The Whitlams with the MSO Hammer Hall
When The Whitlams took the stage with the Melbourne Symphony Orchestra on Wednesday night – the first of three performances – there was an immediate air of intrigue that soon turned to amazement. The orchestra sat in wait as Tim Freedman, Warwick Hornby, Jak Housden and Terepai Richmond joined them across the front of the stage, closely followed by conductor, Benjamin Northey. It’s hard to put into words the power that an orchestra backed rock band has over an audience, though the opening number Leave The Light On was a truly hair-raising moment. Freedman’s honest vocals were lifted tremendously by a vast array of strings that comprised a large majority of the orchestra ensemble for the evening and within seconds, the quality of the music that was to follow in the next two hours was already ensured.
A Whitlams favourite No Aphrodisiac followed and Freedman’s remarks about the band huddling back stage and promising “to play at 85 per cent” were completely put to rest as the Hamer Hall crowd sat in awe. The violin section took over on The Ease of the Midnight Visit, with first violinist Peter Edwards working some magic on his speedy arrangement. The amazing quality of Hamer Hall itself couldn’t have complemented The Whitlams more as another soft number, Her Floor Is My Ceiling followed, before everyone on stage began to increase their pace considerably.
Melbourne and Met My Match saw a sudden vibrancy arise from the MSO and Freedman could be seen clearly enjoying himself. “Now you’ve got a taste for the brass,” the excited front man proclaimed before he quickly introduced the pop-fueled Thank You For Loving Me At My Worst, which didn’t relent in letting the brass hijack the chorus from the band completely. The first half seemed to pass quickly, as Freedman encouraged all those of age to utilise the bar facilities to make them sound better. The self deprecating remark was completely redundant though, as the first half conclusion, Fondness Makes the Heart Grow Absentproved they sounded amazing, with the MSO building mini-climaxes with tempo and volume between each verse.
The Whitlams continued on with their hits as they returned after intermission, with Torch the Moon leading things off. The harmonies provided by Housden and Hornby for the track were impressive enough, but the addition of strings creeping up and taking those harmonies well beyond vocal ability was incredible. The lullaby, Breathing You In followed before Buy Now, Pay Later gave the MSO their first significant centre stage moment. Freedman confessed that the arrangement – composed by Brett Dean – was one of his favourites, and warned that many people often thought they were hearing wrong notes, but it was just because it was a modern composition. The band cleared the stage as the orchestra took over for an extended interlude during the track.
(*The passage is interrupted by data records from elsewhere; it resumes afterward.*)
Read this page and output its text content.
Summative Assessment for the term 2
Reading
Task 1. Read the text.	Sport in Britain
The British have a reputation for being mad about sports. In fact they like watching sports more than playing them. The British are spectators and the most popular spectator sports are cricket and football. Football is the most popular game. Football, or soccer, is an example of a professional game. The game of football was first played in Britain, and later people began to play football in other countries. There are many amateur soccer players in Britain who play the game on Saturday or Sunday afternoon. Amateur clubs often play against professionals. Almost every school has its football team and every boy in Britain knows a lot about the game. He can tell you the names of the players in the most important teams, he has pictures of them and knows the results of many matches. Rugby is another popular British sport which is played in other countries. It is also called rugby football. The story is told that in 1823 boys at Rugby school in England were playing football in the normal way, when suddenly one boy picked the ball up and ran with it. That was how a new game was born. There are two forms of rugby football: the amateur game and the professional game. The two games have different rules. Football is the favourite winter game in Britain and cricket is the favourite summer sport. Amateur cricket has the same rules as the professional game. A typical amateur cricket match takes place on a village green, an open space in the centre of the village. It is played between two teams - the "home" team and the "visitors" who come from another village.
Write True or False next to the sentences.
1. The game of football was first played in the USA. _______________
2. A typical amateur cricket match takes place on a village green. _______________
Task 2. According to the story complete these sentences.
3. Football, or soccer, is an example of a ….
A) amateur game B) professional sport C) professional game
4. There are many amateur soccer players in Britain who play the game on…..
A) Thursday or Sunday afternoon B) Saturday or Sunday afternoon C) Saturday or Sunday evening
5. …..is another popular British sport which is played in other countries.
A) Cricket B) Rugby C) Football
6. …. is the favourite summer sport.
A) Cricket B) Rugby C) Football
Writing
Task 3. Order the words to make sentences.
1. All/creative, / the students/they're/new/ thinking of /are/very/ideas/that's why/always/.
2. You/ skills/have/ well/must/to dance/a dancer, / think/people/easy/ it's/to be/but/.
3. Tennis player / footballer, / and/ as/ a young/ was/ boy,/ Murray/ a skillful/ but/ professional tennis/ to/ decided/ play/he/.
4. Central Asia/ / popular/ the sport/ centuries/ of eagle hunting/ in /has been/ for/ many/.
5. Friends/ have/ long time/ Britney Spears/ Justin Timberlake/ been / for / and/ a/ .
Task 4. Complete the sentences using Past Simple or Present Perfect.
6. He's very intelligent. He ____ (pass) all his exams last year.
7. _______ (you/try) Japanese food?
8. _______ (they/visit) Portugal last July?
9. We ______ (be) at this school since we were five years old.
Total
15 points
It was then time for “lots of strings with some unadulterated rock,” according to Freedman as Housden delivered some much rockier guitar material on Out the Back alongside the orchestra, who included a “flock of seagulls”, thanks to a scratching of the vertical bass strings.
When Ben Folds played with the MSO, he described concerts such as these as wet t-shirt night for the orchestra. The inclusion of Whitlams numbers like Year of the Rat and You Sound Like Louis Burdett – in which Freedman semi-censored his bad language by singing away from the microphone – only proved Folds to be quite correct. Like the true professionals they are though, the orchestra played the more raucous material, showing an impressive display of the compositional ingenuity.
The set list was rounded off with the tracks Best Work and Blow Up The Pokies, before Freedman returned to the stage without the rest of his usual quartet to perform The Curse Stops Here. Finally, after the more serious moments had passed, all four of The Whitlams returned to centre stage for a shout out to their namesake, with a joyous delivery of Gough, complete with the return of the upbeat brass. A standing ovation ensued, which was more than deserving for the magnificent and beautiful display of musicianship that had been on show. If only more bands could perform in this setting, with such an amazing state orchestra.